Emek eksenli muhalefet inşası

Seçimin mütevazi kazananı bence Bağımsızlık Yolu oldu. Sadece 40 bin TL bütçe ile ilk kez seçime giren bir parti kolektif çaba ve adanmışlıkla sandıktan %2’ye yakın (1.96) oy ile çıktı. Burada altını çizmek gereken bazı noktalar var. Bunlardan ilki Bağımsızlık Yolu’na verilen oyların kişilere değil muhalefet programına verilmiş oy olmasıdır. Bu anlamda ortada net bir politik tavrın örgütlenmesine ve büyütülmesine dair irade beyanı vardır. İkinci nokta ise bir yandan zaaf ama diğer yandan da ‘olumlu bir zaaf’ olarak okunabilir. Zaaf kısmı, BY’nin sandığa gitmeyen kesim içindeki rejime öfkeli reaksiyoner kitleden oy çekememesidir. Kuşkusuz bu kesim içerisindeki etnik-kimlikçi zeminde söylem üretenlerden bahsetmiyorum. Daha geniş bir zemine yayılan, sisteme öfke duyan ama bir pusulası olmayan kesimlerden bahsediyorum. Bence bu konu üzerinde düşünülmeli. Öte yandan bu eksikliğin olumlu bir tarafı da var. Çünkü BY’nin oyları genel olarak reaksiyoner oyun karışmadığı, balon olmayan, tamamen sınıf mücadelesinde net taraf olan, emek eksenli kurucu bir iradeyi yansıtıyor. Dolayısıyla aldatıcı değil, doğrudan kalıcı ve hakiki bir irade yansımasından bahsediyoruz. Bunu eksikliğin yol açtığı olumlu bir gösterge olarak okunabileceğini düşünüyorum.

Bağımsızlık Yolu almış olduğu oy oranı ve büyüme potansiyeli ile meclis dışı muhalefetin emek eksenli inşası sürecinde hem konumunu hem de işlevini güçlendirmiş/sağlamlaştırmıştır. Ben bu sonucu bir kadro partisi olarak kurulan Bağımsızlık Yolu’nun –kitle partisi değil ama- kitleselleşme potansiyeli taşıyan sosyalist/devrimci bir parti konumuna doğru hareket ettiği ilk adım olarak okuyorum.

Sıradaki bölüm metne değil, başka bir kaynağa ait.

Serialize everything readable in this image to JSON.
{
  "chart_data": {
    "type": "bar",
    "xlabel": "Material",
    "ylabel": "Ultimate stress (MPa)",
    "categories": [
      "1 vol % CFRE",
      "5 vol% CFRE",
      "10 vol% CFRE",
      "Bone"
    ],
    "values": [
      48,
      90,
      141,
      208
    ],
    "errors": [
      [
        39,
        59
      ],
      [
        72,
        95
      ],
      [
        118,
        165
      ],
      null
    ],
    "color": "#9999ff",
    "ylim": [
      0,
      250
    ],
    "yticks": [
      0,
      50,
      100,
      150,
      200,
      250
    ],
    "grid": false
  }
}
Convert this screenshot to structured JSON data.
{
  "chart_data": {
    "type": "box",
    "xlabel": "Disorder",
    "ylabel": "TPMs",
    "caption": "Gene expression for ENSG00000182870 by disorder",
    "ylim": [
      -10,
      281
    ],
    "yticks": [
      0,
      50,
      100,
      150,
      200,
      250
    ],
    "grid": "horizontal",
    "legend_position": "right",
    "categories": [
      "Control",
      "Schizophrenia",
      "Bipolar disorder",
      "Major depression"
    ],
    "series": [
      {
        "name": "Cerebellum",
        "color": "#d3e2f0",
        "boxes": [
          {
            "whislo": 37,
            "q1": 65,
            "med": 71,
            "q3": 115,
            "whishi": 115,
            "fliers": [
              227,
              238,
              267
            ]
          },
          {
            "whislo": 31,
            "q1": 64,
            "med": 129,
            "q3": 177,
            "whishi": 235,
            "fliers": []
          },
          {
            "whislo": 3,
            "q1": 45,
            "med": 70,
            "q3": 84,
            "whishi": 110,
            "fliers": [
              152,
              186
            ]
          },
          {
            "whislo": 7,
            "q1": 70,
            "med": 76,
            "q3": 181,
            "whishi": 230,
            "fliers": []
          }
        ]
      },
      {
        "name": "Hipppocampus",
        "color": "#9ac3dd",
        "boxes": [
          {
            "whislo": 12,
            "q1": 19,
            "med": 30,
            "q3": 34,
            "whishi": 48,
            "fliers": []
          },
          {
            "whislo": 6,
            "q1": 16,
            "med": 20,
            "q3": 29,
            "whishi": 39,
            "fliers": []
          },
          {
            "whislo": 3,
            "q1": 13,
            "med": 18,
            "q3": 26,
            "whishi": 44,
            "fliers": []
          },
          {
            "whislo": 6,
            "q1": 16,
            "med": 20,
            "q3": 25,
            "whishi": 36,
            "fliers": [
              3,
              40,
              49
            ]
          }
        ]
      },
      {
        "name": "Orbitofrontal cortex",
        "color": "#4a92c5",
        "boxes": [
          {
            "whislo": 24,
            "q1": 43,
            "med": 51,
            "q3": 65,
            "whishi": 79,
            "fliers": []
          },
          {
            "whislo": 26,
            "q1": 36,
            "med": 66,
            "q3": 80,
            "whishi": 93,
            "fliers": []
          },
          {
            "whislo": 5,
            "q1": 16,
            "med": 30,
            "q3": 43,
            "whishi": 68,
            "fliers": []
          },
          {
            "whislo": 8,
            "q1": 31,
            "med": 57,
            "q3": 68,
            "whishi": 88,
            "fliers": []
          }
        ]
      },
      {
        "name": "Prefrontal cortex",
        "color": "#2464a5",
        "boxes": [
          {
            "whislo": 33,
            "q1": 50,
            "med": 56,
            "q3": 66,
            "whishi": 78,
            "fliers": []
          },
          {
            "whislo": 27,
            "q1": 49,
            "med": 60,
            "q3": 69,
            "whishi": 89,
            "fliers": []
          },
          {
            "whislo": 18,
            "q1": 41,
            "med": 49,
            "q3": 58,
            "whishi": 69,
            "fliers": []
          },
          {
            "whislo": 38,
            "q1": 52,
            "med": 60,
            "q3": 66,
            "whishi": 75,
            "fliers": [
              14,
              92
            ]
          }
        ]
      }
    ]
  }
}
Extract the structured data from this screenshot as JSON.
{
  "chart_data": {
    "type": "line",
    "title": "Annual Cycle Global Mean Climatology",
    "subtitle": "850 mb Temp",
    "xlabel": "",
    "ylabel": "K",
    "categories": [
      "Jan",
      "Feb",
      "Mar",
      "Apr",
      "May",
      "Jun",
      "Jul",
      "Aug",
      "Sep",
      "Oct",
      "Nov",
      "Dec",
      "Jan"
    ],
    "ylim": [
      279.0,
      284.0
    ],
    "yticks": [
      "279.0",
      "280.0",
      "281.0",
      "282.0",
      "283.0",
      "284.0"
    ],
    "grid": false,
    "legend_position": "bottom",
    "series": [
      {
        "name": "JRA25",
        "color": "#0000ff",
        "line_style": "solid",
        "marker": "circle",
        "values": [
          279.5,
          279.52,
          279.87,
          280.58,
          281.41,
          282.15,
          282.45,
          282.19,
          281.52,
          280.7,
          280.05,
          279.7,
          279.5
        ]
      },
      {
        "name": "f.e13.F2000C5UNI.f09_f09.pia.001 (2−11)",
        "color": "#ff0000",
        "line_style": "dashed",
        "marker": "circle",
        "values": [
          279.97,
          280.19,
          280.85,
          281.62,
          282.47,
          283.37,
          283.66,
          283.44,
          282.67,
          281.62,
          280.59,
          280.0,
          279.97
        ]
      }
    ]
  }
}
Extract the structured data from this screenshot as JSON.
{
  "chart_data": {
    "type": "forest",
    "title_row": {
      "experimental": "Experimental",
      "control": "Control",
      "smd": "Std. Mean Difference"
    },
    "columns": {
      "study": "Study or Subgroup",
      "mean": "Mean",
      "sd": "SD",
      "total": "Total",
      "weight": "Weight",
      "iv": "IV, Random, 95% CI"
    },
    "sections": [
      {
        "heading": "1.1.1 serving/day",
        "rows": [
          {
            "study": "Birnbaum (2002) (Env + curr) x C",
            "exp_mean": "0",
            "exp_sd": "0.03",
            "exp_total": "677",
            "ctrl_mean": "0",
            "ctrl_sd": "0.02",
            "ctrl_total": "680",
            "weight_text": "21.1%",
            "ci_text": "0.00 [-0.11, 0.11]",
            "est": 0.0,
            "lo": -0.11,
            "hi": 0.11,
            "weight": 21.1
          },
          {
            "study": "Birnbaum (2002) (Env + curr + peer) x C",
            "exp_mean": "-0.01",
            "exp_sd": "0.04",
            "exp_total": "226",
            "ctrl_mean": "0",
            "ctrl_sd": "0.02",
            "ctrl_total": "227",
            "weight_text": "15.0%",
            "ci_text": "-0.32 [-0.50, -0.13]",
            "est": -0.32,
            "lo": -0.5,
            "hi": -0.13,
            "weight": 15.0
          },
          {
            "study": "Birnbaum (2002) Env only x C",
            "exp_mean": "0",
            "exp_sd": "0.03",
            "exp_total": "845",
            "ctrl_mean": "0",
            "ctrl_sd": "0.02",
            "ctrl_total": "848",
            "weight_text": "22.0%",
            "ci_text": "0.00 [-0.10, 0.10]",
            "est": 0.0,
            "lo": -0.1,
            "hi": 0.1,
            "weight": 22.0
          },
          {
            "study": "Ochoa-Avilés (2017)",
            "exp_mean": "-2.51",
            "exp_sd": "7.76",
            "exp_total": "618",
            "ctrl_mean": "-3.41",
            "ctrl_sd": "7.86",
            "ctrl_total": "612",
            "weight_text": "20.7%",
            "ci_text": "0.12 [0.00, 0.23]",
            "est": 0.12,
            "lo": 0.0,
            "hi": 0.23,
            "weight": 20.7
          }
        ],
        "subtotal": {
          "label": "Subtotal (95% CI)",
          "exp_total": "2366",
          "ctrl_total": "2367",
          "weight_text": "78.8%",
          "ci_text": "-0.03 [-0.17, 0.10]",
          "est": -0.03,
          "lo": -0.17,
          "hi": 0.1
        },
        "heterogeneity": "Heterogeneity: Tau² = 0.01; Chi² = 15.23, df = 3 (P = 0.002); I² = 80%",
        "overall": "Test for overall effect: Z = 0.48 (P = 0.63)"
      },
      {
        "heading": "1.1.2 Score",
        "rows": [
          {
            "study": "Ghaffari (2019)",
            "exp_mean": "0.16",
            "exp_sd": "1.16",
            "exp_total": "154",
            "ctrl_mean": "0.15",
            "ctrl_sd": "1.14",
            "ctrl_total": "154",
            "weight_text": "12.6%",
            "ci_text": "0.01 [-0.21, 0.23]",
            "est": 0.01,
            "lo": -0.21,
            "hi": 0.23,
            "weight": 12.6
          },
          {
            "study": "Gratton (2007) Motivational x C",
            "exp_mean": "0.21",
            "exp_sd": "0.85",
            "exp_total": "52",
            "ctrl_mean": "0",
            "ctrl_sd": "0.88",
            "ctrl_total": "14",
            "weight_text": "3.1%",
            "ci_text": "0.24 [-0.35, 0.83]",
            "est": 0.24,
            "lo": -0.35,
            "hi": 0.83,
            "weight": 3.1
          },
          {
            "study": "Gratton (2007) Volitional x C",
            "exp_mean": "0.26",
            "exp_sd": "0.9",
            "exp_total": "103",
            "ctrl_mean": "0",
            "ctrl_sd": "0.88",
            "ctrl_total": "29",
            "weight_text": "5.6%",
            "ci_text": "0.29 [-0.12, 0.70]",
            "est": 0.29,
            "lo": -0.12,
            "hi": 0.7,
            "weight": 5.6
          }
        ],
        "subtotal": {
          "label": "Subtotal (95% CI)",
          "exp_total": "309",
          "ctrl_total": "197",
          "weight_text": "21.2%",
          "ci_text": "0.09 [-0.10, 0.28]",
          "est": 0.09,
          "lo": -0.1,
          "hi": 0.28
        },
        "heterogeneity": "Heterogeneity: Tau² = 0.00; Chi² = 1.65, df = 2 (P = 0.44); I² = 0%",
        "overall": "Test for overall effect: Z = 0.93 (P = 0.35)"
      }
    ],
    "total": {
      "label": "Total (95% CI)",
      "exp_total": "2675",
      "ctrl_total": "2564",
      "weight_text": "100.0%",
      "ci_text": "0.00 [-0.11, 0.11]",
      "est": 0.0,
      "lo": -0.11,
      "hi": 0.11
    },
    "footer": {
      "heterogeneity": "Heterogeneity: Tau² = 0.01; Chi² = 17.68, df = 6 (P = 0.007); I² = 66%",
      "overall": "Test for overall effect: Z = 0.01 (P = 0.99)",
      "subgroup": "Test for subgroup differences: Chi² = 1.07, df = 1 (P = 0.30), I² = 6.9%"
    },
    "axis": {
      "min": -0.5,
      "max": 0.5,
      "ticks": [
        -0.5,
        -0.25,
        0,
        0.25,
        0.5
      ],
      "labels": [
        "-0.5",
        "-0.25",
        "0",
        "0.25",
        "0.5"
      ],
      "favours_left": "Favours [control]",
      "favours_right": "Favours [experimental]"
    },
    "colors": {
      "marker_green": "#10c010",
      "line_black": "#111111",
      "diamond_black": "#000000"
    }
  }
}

Solda birlik meselesine gelince, bunu da gelecek haftaya bırakalım. Yine uzattık.  Sadece kısaca şunu ifade etmek isterim, zoraki bir şekilde bir takım kesimlerin başka bir takım kesimlere ‘birlik’ dayatmasında bulunması ileride olası işbirliklerine de zarar verici hatta onları önleyici, kasıntı bir tavırdır. Sürekli ‘birlik’ dayatmasında bulunanların, enerjilerini kendi politik ve varoluşsal mevcudiyetlerine yönlendirmeleri ülke solu için çok daha yararlı olacağı düşüncesindeyim. Solun ‘birliğe’ değil, inşaya ihtiyacı var. Bu konuyu haftaya detaylarıyla işleyeceğiz.